Five Southern California Democratic legislators, led by powerful Assembly Speaker Anthony Rendon, said in a statement that they are disappointed in the new plan and will “insist that discussions include our proposed alternative that provides for early service investments in other high-speed rail corridors while also continuing work in the Central Valley.”

The final plan will be sent to state lawmakers by May, after public comments and legislative hearings.

“We continue to make investments in all three regions of the state,” said Brian Kelly, the project’s chief executive, adding that “California is further along than I think a lot of people think.”

The increase in the projected baseline cost is smaller than previous jumps, with Kelly calling it ”virtually unchanged” and within the ranges of recent previous estimates. The 2016 business plan estimated the project would cost $64 billion. The authority raised that to $77 billion in the 2018 business plan and added $2 billion to the estimate just last year.

It was initially projected to cost less than $34 billion, when completion of the entire project was expected by this year.

The new plan continues to project that the entire San Francisco to Los Angeles route will be running by 2033 — a quarter-century after California voters first approved it — “assuming funding is available when needed.”

The draft business plan, which is released every two years, projects that managers can meet the more urgent federal deadline in two years.

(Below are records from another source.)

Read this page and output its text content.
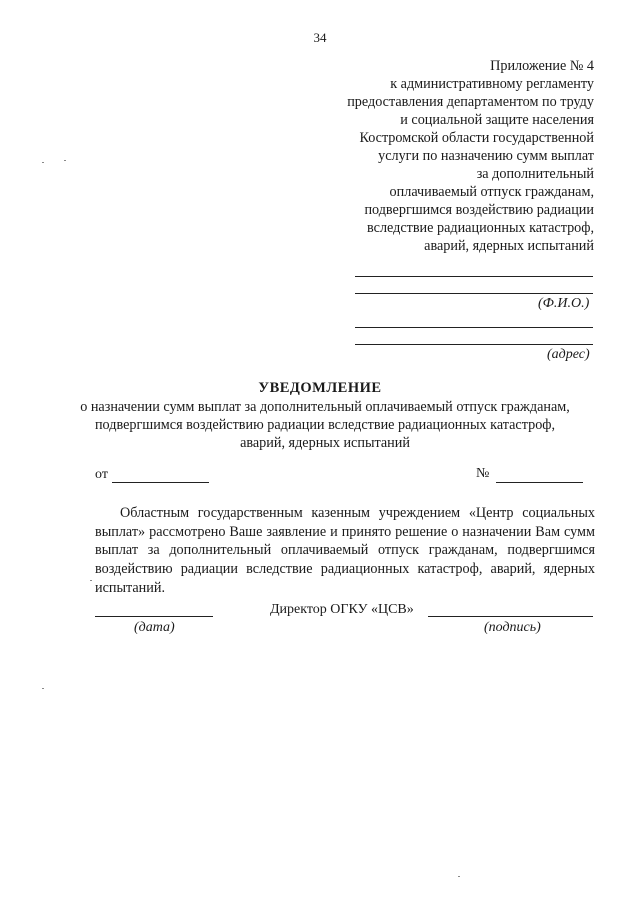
34
Приложение № 4
к административному регламенту
предоставления департаментом по труду
и социальной защите населения
Костромской области государственной
услуги по назначению сумм выплат
за дополнительный
оплачиваемый отпуск гражданам,
подвергшимся воздействию радиации
вследствие радиационных катастроф,
аварий, ядерных испытаний
(Ф.И.О.)
(адрес)
УВЕДОМЛЕНИЕ
о назначении сумм выплат за дополнительный оплачиваемый отпуск гражданам, подвергшимся воздействию радиации вследствие радиационных катастроф, аварий, ядерных испытаний
от	№
Областным государственным казенным учреждением «Центр социальных выплат» рассмотрено Ваше заявление и принято решение о назначении Вам сумм выплат за дополнительный оплачиваемый отпуск гражданам, подвергшимся воздействию радиации вследствие радиационных катастроф, аварий, ядерных испытаний.
Директор ОГКУ «ЦСВ»
(дата)	(подпись)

By then the state must have 119 miles (192 kilometers) completed, with track on the ground. It must also have environmental clearance for all 520 miles (837 kilometers) to meet its deadline to use $3.5 billion that the state won under the Obama administration to build an initial segment of track in the Central Valley.

California is suing to block the Trump administration from withdrawing a $929 million grant for the project on the grounds that the state isn’t making enough progress toward the deadline.

Beyond that, the plan calls for expanding to 171 miles (275 kilometers) connecting Merced, Fresno and Bakersfield, which it calls “three of the fastest growing areas in California.” It calls for testing electrified high-speed trains by 2025 and put those trains in service by 2028-29. From Merced, passengers could connect to existing rail services to the San Francisco Bay Area, but those heading to Los Angeles would have to take a bus.

The draft plan says that sticking to the Central Valley plan brings the highest speed (up to 220 mph), the largest ridership and revenue increases, the most traffic congestion relief and the greatest air quality benefits over competing options.

“We don’t think that now is the time to turn back,” Kelly said.

The currently projected available funds are only about a quarter of what’s needed to complete the full project.

Central Valley Republican state lawmakers, who hold little sway in a Legislature controlled by Democrats, again urged that California cut its losses.

Assemblyman Vince Fong of Bakersfield, vice chairman of his chamber’s Transportation Committee, said lawmakers should “put an end to this failed project” that “now looks nothing like what was told to the voters in the beginning.”

Assemblyman Jim Patterson, who represents Fresno and is one of the project’s harshest critics, cited Democrats’ infighting over available money.

“The Authority continues to hope billions will magically appear, while the fight to siphon off Central Valley dollars for Southern California rages on,” he said in a statement calling it “a pathetic fight for the scraps of a failing project.”

The draft plan once again calls for the Legislature to allow the authority to borrow money for construction against the state’s cap-and-trade program that raises money from companies that release greenhouse gases. The same recommendation was in the 2018 final plan.

The plan still includes no commitments from the private sector, although authority officials say they are encouraged by other private proposals including building a 180-mile high-speed train link between Las Vegas and Southern California and are working closely with developer Virgin Trains USA.